To overcome the two drawbacks of Mahanta and Panda’s DisM38 mentioned in “The drawbacks of distance measure of Mahanta and Panda38”, we propose a new nonlinear parametric DisM for IFSs, which is proved to satisfy the axiomatic definition of a strict IFDisM and effectively distinguish different IFSs with high hesitancy when the parameter is sufficiently small. Moreover, we prove that the dual SimM and the induced entropy of the proposed DisM are a strict IFSimM and an IF entropy, respectively.
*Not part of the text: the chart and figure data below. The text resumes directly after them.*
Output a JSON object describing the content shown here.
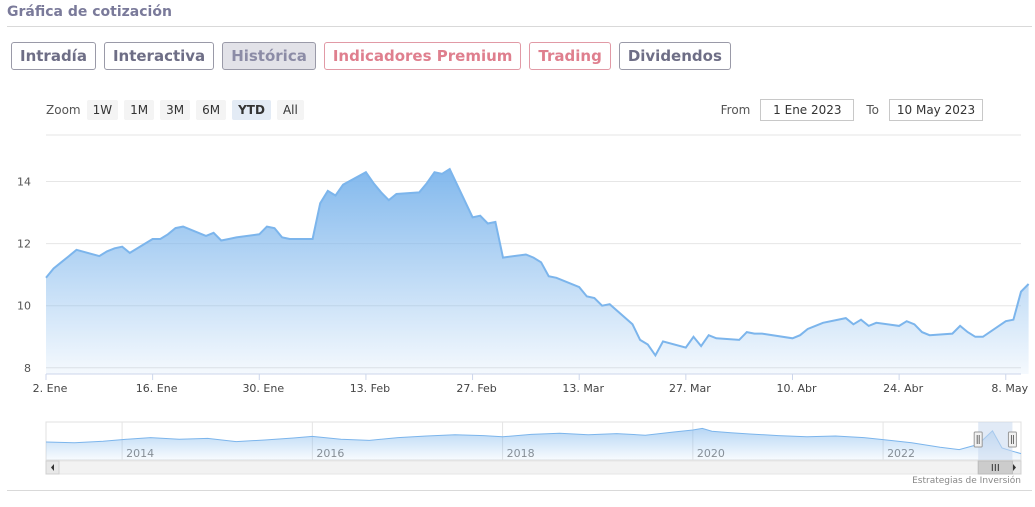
{
  "header": {
    "title": "Gráfica de cotización"
  },
  "tabs": [
    {
      "label": "Intradía",
      "style": "normal"
    },
    {
      "label": "Interactiva",
      "style": "normal"
    },
    {
      "label": "Histórica",
      "style": "active"
    },
    {
      "label": "Indicadores Premium",
      "style": "red"
    },
    {
      "label": "Trading",
      "style": "red"
    },
    {
      "label": "Dividendos",
      "style": "normal"
    }
  ],
  "zoom": {
    "label": "Zoom",
    "buttons": [
      "1W",
      "1M",
      "3M",
      "6M",
      "YTD",
      "All"
    ],
    "selected": "YTD"
  },
  "range": {
    "from_label": "From",
    "from_value": "1 Ene 2023",
    "to_label": "To",
    "to_value": "10 May 2023"
  },
  "credit": "Estrategias de Inversión",
  "colors": {
    "line": "#7cb5ec",
    "area_top": "#7cb5ec",
    "navigator_mask": "#c8d8ef"
  },
  "chart_data": {
    "type": "area",
    "title": "",
    "xlabel": "",
    "ylabel": "",
    "ylim": [
      7.8,
      15.5
    ],
    "y_ticks": [
      8,
      10,
      12,
      14
    ],
    "x_ticks": [
      {
        "date": "2023-01-02",
        "label": "2. Ene"
      },
      {
        "date": "2023-01-16",
        "label": "16. Ene"
      },
      {
        "date": "2023-01-30",
        "label": "30. Ene"
      },
      {
        "date": "2023-02-13",
        "label": "13. Feb"
      },
      {
        "date": "2023-02-27",
        "label": "27. Feb"
      },
      {
        "date": "2023-03-13",
        "label": "13. Mar"
      },
      {
        "date": "2023-03-27",
        "label": "27. Mar"
      },
      {
        "date": "2023-04-10",
        "label": "10. Abr"
      },
      {
        "date": "2023-04-24",
        "label": "24. Abr"
      },
      {
        "date": "2023-05-08",
        "label": "8. May"
      }
    ],
    "x_range": [
      "2023-01-02",
      "2023-05-10"
    ],
    "grid": true,
    "legend": "none",
    "series": [
      {
        "points": [
          [
            "2023-01-02",
            10.9
          ],
          [
            "2023-01-03",
            11.2
          ],
          [
            "2023-01-04",
            11.4
          ],
          [
            "2023-01-05",
            11.6
          ],
          [
            "2023-01-06",
            11.8
          ],
          [
            "2023-01-09",
            11.6
          ],
          [
            "2023-01-10",
            11.75
          ],
          [
            "2023-01-11",
            11.85
          ],
          [
            "2023-01-12",
            11.9
          ],
          [
            "2023-01-13",
            11.7
          ],
          [
            "2023-01-16",
            12.15
          ],
          [
            "2023-01-17",
            12.15
          ],
          [
            "2023-01-18",
            12.3
          ],
          [
            "2023-01-19",
            12.5
          ],
          [
            "2023-01-20",
            12.55
          ],
          [
            "2023-01-23",
            12.25
          ],
          [
            "2023-01-24",
            12.35
          ],
          [
            "2023-01-25",
            12.1
          ],
          [
            "2023-01-26",
            12.15
          ],
          [
            "2023-01-27",
            12.2
          ],
          [
            "2023-01-30",
            12.3
          ],
          [
            "2023-01-31",
            12.55
          ],
          [
            "2023-02-01",
            12.5
          ],
          [
            "2023-02-02",
            12.2
          ],
          [
            "2023-02-03",
            12.15
          ],
          [
            "2023-02-06",
            12.15
          ],
          [
            "2023-02-07",
            13.3
          ],
          [
            "2023-02-08",
            13.7
          ],
          [
            "2023-02-09",
            13.55
          ],
          [
            "2023-02-10",
            13.9
          ],
          [
            "2023-02-13",
            14.3
          ],
          [
            "2023-02-14",
            13.95
          ],
          [
            "2023-02-15",
            13.65
          ],
          [
            "2023-02-16",
            13.4
          ],
          [
            "2023-02-17",
            13.6
          ],
          [
            "2023-02-20",
            13.65
          ],
          [
            "2023-02-21",
            13.95
          ],
          [
            "2023-02-22",
            14.3
          ],
          [
            "2023-02-23",
            14.25
          ],
          [
            "2023-02-24",
            14.4
          ],
          [
            "2023-02-27",
            12.85
          ],
          [
            "2023-02-28",
            12.9
          ],
          [
            "2023-03-01",
            12.65
          ],
          [
            "2023-03-02",
            12.7
          ],
          [
            "2023-03-03",
            11.55
          ],
          [
            "2023-03-06",
            11.65
          ],
          [
            "2023-03-07",
            11.55
          ],
          [
            "2023-03-08",
            11.4
          ],
          [
            "2023-03-09",
            10.95
          ],
          [
            "2023-03-10",
            10.9
          ],
          [
            "2023-03-13",
            10.6
          ],
          [
            "2023-03-14",
            10.3
          ],
          [
            "2023-03-15",
            10.25
          ],
          [
            "2023-03-16",
            10.0
          ],
          [
            "2023-03-17",
            10.05
          ],
          [
            "2023-03-20",
            9.4
          ],
          [
            "2023-03-21",
            8.9
          ],
          [
            "2023-03-22",
            8.75
          ],
          [
            "2023-03-23",
            8.4
          ],
          [
            "2023-03-24",
            8.85
          ],
          [
            "2023-03-27",
            8.65
          ],
          [
            "2023-03-28",
            9.0
          ],
          [
            "2023-03-29",
            8.7
          ],
          [
            "2023-03-30",
            9.05
          ],
          [
            "2023-03-31",
            8.95
          ],
          [
            "2023-04-03",
            8.9
          ],
          [
            "2023-04-04",
            9.15
          ],
          [
            "2023-04-05",
            9.1
          ],
          [
            "2023-04-06",
            9.1
          ],
          [
            "2023-04-10",
            8.95
          ],
          [
            "2023-04-11",
            9.05
          ],
          [
            "2023-04-12",
            9.25
          ],
          [
            "2023-04-13",
            9.35
          ],
          [
            "2023-04-14",
            9.45
          ],
          [
            "2023-04-17",
            9.6
          ],
          [
            "2023-04-18",
            9.4
          ],
          [
            "2023-04-19",
            9.55
          ],
          [
            "2023-04-20",
            9.35
          ],
          [
            "2023-04-21",
            9.45
          ],
          [
            "2023-04-24",
            9.35
          ],
          [
            "2023-04-25",
            9.5
          ],
          [
            "2023-04-26",
            9.4
          ],
          [
            "2023-04-27",
            9.15
          ],
          [
            "2023-04-28",
            9.05
          ],
          [
            "2023-05-01",
            9.1
          ],
          [
            "2023-05-02",
            9.35
          ],
          [
            "2023-05-03",
            9.15
          ],
          [
            "2023-05-04",
            9.0
          ],
          [
            "2023-05-05",
            9.0
          ],
          [
            "2023-05-08",
            9.5
          ],
          [
            "2023-05-09",
            9.55
          ],
          [
            "2023-05-10",
            10.45
          ],
          [
            "2023-05-11",
            10.7
          ]
        ]
      }
    ],
    "navigator": {
      "x_range": [
        2013.2,
        2023.45
      ],
      "tick_years": [
        2014,
        2016,
        2018,
        2020,
        2022
      ],
      "selected_range": [
        2023.0,
        2023.36
      ],
      "points": [
        [
          2013.2,
          11.5
        ],
        [
          2013.5,
          11.3
        ],
        [
          2013.8,
          11.7
        ],
        [
          2014.0,
          12.1
        ],
        [
          2014.3,
          12.6
        ],
        [
          2014.6,
          12.2
        ],
        [
          2014.9,
          12.4
        ],
        [
          2015.2,
          11.6
        ],
        [
          2015.5,
          12.0
        ],
        [
          2015.8,
          12.5
        ],
        [
          2016.0,
          12.9
        ],
        [
          2016.3,
          12.2
        ],
        [
          2016.6,
          11.9
        ],
        [
          2016.9,
          12.6
        ],
        [
          2017.2,
          13.0
        ],
        [
          2017.5,
          13.3
        ],
        [
          2017.8,
          13.1
        ],
        [
          2018.0,
          12.8
        ],
        [
          2018.3,
          13.4
        ],
        [
          2018.6,
          13.7
        ],
        [
          2018.9,
          13.3
        ],
        [
          2019.2,
          13.6
        ],
        [
          2019.5,
          13.2
        ],
        [
          2019.8,
          14.0
        ],
        [
          2020.0,
          14.5
        ],
        [
          2020.1,
          14.9
        ],
        [
          2020.2,
          14.2
        ],
        [
          2020.4,
          13.8
        ],
        [
          2020.6,
          13.5
        ],
        [
          2020.9,
          13.1
        ],
        [
          2021.2,
          12.8
        ],
        [
          2021.5,
          13.0
        ],
        [
          2021.8,
          12.6
        ],
        [
          2022.0,
          12.1
        ],
        [
          2022.3,
          11.3
        ],
        [
          2022.6,
          10.2
        ],
        [
          2022.8,
          9.6
        ],
        [
          2023.0,
          10.9
        ],
        [
          2023.15,
          14.3
        ],
        [
          2023.25,
          10.0
        ],
        [
          2023.36,
          9.2
        ],
        [
          2023.45,
          8.6
        ]
      ]
    }
  }
}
Finally, to illustrate the effectiveness of our method, we apply our proposed DisM/SimM to the following three problems:

  1. (1)

    Considering an IF pattern classification problem from14, our proposed DisM can accurately determine to which pattern the test sample belongs. The test result shows that our proposed DisM is better than the DisMs in23,36,38,41;

  2. (2)

    To deal with an IF MADM problem on the decision making about the choice of a proper antivirus face mask for COVID-19, we propose a TOPSIS method based on our proposed strict IFSimM. The comparative analysis shows that the most desirable choice obtained by our proposed TOPSIS method with the variation of the parameter \(\lambda \) from 0 to 1 is consistent with the results obtained by the TOPSIS methods in25,35,43. The comparative analysis also shows that the TOPSIS method in38 is unreasonable, because it does not consider the cost attributes for normalization;

  3. (3)

    We use our proposed SimM to solve an IF medical diagnosis problem. Our diagnostic results are consistent with the results in15,38,44,46,47.
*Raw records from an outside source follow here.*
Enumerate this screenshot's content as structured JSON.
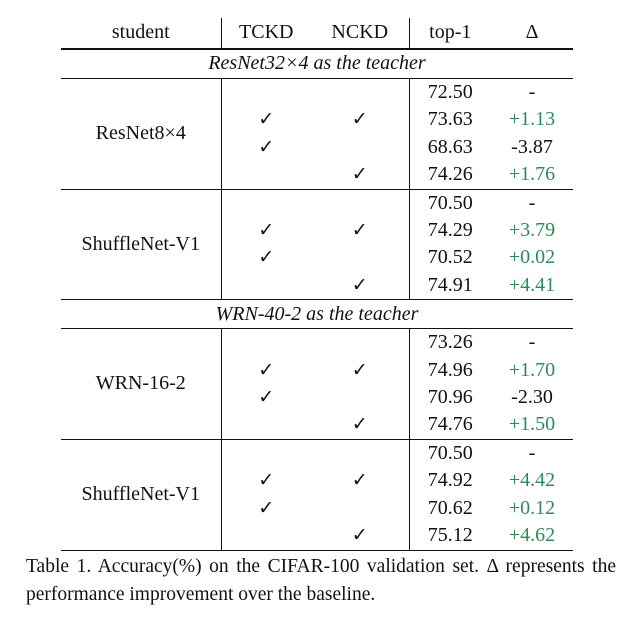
{
  "header": {
    "student": "student",
    "tckd": "TCKD",
    "nckd": "NCKD",
    "top1": "top-1",
    "delta": "Δ"
  },
  "groups": [
    {
      "teacher": "ResNet32×4 as the teacher",
      "students": [
        {
          "name": "ResNet8×4",
          "rows": [
            {
              "tckd": "",
              "nckd": "",
              "top1": "72.50",
              "delta": "-"
            },
            {
              "tckd": "✓",
              "nckd": "✓",
              "top1": "73.63",
              "delta": "+1.13"
            },
            {
              "tckd": "✓",
              "nckd": "",
              "top1": "68.63",
              "delta": "-3.87"
            },
            {
              "tckd": "",
              "nckd": "✓",
              "top1": "74.26",
              "delta": "+1.76"
            }
          ]
        },
        {
          "name": "ShuffleNet-V1",
          "rows": [
            {
              "tckd": "",
              "nckd": "",
              "top1": "70.50",
              "delta": "-"
            },
            {
              "tckd": "✓",
              "nckd": "✓",
              "top1": "74.29",
              "delta": "+3.79"
            },
            {
              "tckd": "✓",
              "nckd": "",
              "top1": "70.52",
              "delta": "+0.02"
            },
            {
              "tckd": "",
              "nckd": "✓",
              "top1": "74.91",
              "delta": "+4.41"
            }
          ]
        }
      ]
    },
    {
      "teacher": "WRN-40-2 as the teacher",
      "students": [
        {
          "name": "WRN-16-2",
          "rows": [
            {
              "tckd": "",
              "nckd": "",
              "top1": "73.26",
              "delta": "-"
            },
            {
              "tckd": "✓",
              "nckd": "✓",
              "top1": "74.96",
              "delta": "+1.70"
            },
            {
              "tckd": "✓",
              "nckd": "",
              "top1": "70.96",
              "delta": "-2.30"
            },
            {
              "tckd": "",
              "nckd": "✓",
              "top1": "74.76",
              "delta": "+1.50"
            }
          ]
        },
        {
          "name": "ShuffleNet-V1",
          "rows": [
            {
              "tckd": "",
              "nckd": "",
              "top1": "70.50",
              "delta": "-"
            },
            {
              "tckd": "✓",
              "nckd": "✓",
              "top1": "74.92",
              "delta": "+4.42"
            },
            {
              "tckd": "✓",
              "nckd": "",
              "top1": "70.62",
              "delta": "+0.12"
            },
            {
              "tckd": "",
              "nckd": "✓",
              "top1": "75.12",
              "delta": "+4.62"
            }
          ]
        }
      ]
    }
  ],
  "colors": {
    "improvement": "#2e8b57",
    "text": "#111111"
  },
  "caption": {
    "label": "Table 1.",
    "text": "Accuracy(%) on the CIFAR-100 validation set. Δ represents the performance improvement over the baseline."
  }
}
In the paper, we had demonstrated these relative similarity degrees for different values of the parameter \(\lambda \) and weights \(\omega \) with the conclusion that, the ranking results in the MCDM application may change, when changing the values of the parameter \(\lambda \) and weights \(\omega \) of attributes. This parameter dependency becomes the drawback of the proposed method. To find a better combination of the parameter \(\lambda \) and weight \(\omega \) in the MCDM application becomes important, and will be a further research topic. In the future, we shall further extend our constructive methods of strict IFDisM, IFSimM and IFEM to Pythagorean fuzzy sets, q-rung orthopair fuzzy sets, T-spherical fuzzy sets, and some other interval-valued fuzzy sets.